Short proteins can rarely be predicted with nearly 100% confidence because of limited evidence, but most standard gene annotation tools do not provide an estimated false discovery rate (FDR) for marginal predictions, instead choosing ad-hoc cutoffs for amino acid length or coding score. However, even without confident individual predictions, statistically sound conclusions can be made when considering short ORFs in aggregate; for example, the overall number of ORFs under natural selection to maintain protein-coding potential can be estimated.

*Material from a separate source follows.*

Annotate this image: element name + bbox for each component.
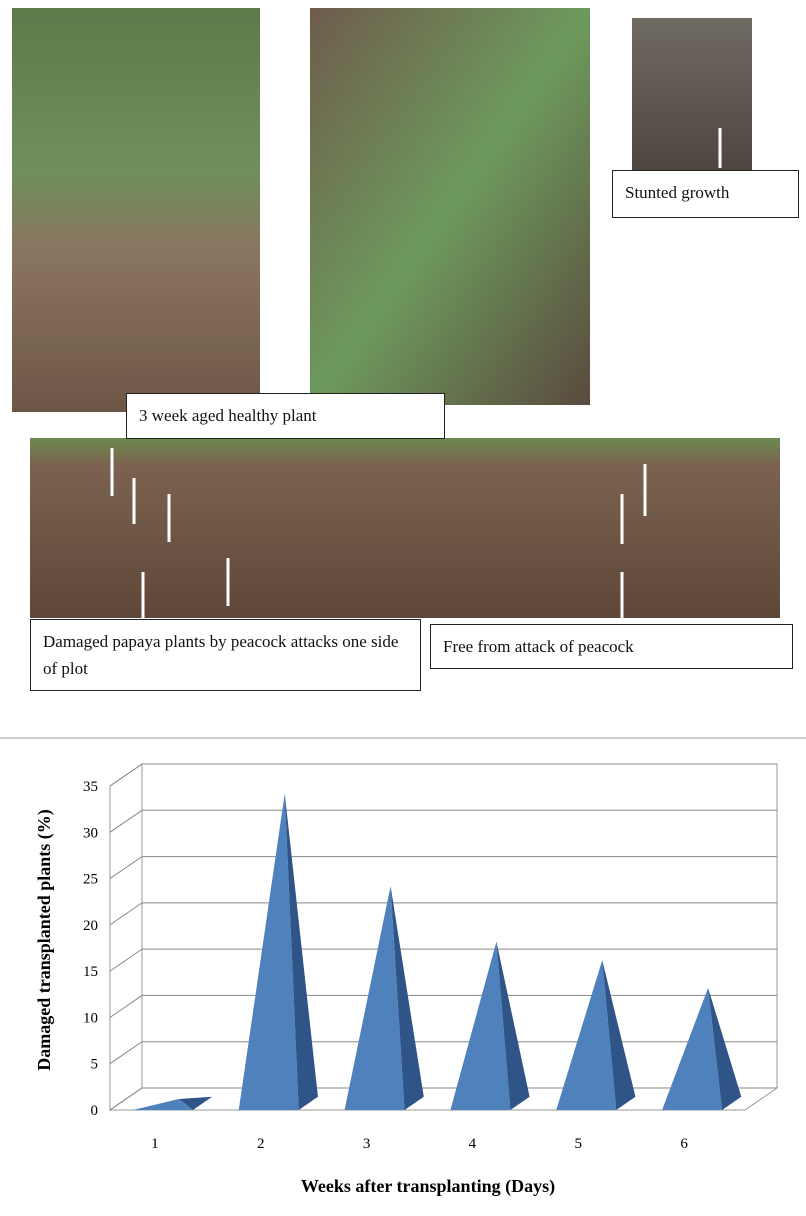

To identify short coding sequences in diverse species with high fidelity, algorithms must adapt to composition biases such as GC content, the strength and frequency of Shine-Dalgarno sequence motifs, the availability of closely-related genomes, and the structure of the phylogenetic tree relating these species. We set out to reexamine the assumption that most sRNAs are noncoding by applying simple and adaptable computational and statistical methods to a broad range of bacterial species, paying special attention to controlling for several biases in sRNA ORF sequence properties. We developed a computational method to predict coding ORFs called Discovery of sRNA Coding ORFs in Bacteria (DiSCO-Bac). We then validate the translation of predicted coding sRNA ORFs with experimental data from ribosome profiling and mass spectrometry. We also mine experimental data from various sources to show that many of the resulting small proteins are functional, and a surprising number may be encoded antisense to other RNAs, many of which represent toxin-antitoxin systems.